I smiled, catching on. "So that's why I'm here, is it? To create a diversion while you do the dirty work."

"And maybe get yourself another client, in the process."

"Well, you're living in cloud cuckoo-land if you think any man would find me so diverting that he'd fail to notice you."

She clucked her tongue. "You underestimate yourself."

"I'm only stating fact." Settling back in my seat, I took stock of our new surroundings. We'd reached the outskirts of a town—the hedges, flashing by, changed into houses, with a sign pointing off to a railway station on the left. "Where are we now?" I asked.

"Pembroke."

"Oh, really?" I strained forwards, longing for a view of the town's famous castle, but Bridget whipped us neatly round a roundabout and down a steepish hill between the pastel houses. Here the road flattened out again, chasing a serpentine course round a strip of green common, while the town itself ran on along the rocky promontory rising to our right. The old stone walls that once had ringed medieval Pembroke still stood stoutly at the common's edge, supporting the sloping jumble of tightly packed buildings and shops perched on top. But it wasn't till we came to the end of the common and turned at the road junction there that I caught my first sight of the castle.

A dark, muddy grey, it soared straight and secure from the edge of the promontory, an immovable sentry set right at the top of the high street with traffic and pavements pressed close to its walls. Impressed, I twisted in my seat to keep the view of it, trying to imagine how it would have looked five centuries ago to peasants toiling in the fields below its walls.
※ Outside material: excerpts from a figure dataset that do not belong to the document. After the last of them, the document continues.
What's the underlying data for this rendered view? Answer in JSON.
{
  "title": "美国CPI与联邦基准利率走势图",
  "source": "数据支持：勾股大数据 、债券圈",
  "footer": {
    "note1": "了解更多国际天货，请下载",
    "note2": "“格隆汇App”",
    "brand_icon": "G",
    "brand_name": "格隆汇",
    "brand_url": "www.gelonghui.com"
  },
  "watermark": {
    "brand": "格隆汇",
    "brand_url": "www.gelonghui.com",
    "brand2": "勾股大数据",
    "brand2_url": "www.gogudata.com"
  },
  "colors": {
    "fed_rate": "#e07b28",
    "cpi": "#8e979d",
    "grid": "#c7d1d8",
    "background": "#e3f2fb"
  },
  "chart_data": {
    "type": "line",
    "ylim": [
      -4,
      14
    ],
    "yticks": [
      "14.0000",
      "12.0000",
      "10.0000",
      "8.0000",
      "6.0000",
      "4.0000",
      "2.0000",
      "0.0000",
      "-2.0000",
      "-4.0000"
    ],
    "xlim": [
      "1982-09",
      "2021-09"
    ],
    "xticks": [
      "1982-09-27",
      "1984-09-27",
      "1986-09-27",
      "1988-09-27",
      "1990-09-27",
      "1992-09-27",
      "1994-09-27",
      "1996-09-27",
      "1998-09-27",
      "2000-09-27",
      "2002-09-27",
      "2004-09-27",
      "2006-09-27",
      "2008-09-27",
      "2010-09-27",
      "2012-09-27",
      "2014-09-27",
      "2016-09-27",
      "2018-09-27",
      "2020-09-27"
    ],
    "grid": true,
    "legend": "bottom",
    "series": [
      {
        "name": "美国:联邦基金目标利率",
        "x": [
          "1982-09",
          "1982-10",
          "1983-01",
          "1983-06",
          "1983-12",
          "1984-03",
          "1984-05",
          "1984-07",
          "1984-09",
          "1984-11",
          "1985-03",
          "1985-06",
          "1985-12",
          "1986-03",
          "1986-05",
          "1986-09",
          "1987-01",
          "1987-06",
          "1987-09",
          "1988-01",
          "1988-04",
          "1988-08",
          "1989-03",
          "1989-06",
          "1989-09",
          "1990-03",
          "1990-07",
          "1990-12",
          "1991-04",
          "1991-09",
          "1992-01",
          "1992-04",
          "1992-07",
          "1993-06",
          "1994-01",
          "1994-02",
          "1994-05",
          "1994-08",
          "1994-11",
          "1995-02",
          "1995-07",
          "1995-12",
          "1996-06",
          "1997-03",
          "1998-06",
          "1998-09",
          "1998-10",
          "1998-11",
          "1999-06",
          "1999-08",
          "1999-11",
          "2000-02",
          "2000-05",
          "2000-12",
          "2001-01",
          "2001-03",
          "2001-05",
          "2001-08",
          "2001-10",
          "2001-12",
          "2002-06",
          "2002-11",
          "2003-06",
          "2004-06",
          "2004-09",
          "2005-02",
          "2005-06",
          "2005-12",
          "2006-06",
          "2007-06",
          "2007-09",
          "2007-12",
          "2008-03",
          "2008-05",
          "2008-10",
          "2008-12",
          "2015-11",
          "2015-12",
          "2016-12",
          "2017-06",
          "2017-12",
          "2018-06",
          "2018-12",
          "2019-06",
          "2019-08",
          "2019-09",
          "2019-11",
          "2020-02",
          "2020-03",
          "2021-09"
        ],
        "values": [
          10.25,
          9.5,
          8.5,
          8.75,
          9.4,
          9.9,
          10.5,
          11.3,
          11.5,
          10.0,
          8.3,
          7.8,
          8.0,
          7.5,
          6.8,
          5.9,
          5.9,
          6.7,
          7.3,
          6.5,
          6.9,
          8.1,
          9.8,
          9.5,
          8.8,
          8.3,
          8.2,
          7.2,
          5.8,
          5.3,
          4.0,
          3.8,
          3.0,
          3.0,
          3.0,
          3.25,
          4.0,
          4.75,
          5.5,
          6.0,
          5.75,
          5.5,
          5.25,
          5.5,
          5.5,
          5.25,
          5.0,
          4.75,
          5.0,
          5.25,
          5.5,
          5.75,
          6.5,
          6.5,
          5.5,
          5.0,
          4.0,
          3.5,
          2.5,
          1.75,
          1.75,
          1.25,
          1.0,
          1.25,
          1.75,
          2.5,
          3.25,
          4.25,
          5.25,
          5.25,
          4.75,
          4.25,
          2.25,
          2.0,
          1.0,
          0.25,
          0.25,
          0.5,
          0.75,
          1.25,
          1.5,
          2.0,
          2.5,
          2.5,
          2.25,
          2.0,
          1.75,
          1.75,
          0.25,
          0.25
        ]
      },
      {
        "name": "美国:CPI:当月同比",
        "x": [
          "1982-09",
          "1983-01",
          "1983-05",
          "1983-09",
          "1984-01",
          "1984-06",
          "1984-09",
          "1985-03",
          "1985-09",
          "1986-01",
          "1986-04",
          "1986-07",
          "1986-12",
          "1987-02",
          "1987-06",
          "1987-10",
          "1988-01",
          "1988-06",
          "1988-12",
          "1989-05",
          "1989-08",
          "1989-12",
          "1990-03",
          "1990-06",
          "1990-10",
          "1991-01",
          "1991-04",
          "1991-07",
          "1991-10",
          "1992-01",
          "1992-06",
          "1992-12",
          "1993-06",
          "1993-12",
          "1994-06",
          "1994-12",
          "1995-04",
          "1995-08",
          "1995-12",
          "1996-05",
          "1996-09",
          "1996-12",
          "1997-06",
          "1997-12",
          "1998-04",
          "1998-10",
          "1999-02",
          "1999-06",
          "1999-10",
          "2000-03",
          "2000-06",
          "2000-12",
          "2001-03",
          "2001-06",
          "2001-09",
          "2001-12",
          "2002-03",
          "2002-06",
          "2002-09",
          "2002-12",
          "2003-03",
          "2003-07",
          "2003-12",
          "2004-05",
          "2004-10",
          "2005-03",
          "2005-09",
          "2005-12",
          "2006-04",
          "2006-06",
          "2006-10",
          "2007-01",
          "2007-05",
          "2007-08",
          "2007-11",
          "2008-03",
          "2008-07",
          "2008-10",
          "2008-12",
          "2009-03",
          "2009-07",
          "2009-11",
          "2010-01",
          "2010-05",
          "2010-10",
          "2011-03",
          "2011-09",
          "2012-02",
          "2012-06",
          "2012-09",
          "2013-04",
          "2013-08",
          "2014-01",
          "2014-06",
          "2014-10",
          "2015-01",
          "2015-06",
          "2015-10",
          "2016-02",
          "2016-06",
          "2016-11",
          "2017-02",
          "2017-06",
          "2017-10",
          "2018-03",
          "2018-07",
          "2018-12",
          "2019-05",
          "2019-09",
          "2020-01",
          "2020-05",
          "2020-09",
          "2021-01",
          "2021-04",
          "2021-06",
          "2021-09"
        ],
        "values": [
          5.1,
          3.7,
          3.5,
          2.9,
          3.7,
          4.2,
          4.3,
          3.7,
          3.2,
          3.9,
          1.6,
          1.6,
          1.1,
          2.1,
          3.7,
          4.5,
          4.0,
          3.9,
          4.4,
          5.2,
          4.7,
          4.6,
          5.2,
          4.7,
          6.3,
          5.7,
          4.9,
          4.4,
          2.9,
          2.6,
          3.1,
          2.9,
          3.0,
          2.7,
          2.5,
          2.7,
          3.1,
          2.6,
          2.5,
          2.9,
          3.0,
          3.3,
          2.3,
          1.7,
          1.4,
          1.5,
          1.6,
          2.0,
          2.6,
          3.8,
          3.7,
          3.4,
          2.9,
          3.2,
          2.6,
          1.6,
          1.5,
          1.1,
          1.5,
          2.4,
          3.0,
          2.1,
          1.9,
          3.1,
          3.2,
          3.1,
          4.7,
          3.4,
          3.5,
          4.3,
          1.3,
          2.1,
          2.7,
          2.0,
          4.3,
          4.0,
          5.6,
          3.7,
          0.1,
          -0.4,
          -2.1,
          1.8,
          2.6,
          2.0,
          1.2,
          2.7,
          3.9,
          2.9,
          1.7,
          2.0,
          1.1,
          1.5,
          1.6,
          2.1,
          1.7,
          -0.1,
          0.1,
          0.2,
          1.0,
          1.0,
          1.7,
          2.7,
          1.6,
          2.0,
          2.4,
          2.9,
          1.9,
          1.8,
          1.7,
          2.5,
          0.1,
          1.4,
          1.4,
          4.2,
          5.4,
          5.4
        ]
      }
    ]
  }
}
"Oh, for God's sake," said Bridget, and leaned on the horn. "Get a move on."

She was talking to a pedestrian this time, an old man with blowing white hair who was taking his sweet time in crossing the road. He turned his head slowly, and looked at me, smiling.

"Idiot," Bridget pronounced him. We picked up speed again, tucking round another narrow curve between old houses. I had one last glimpse of the castle from a different angle as we dipped along a river and entered a deep, quiet wood thick with fallen leaves from which the tall pale trunks of ash and poplar, birch and spindly hazel rose to close above our heads. Bridget said to me, encouragingly, "Nearly there. It's only twenty minutes' drive from here to Angle."

I'd been hoping for a coastal road, so I could see the sea, but when we emerged from the wood the road stayed stubbornly inland, bordered by steep banks that tried to hide the bright green pastures on the other side. The banks themselves were rather curious, with their stone-and-grass fronts and the high blackthorn hedges on top. I'd never seen anything like them.

"They're true Pembrokeshire banks," Bridget said, when I asked her. "I suppose they're made that way to give some shelter from the rain, or something. The weather can get fierce, down here."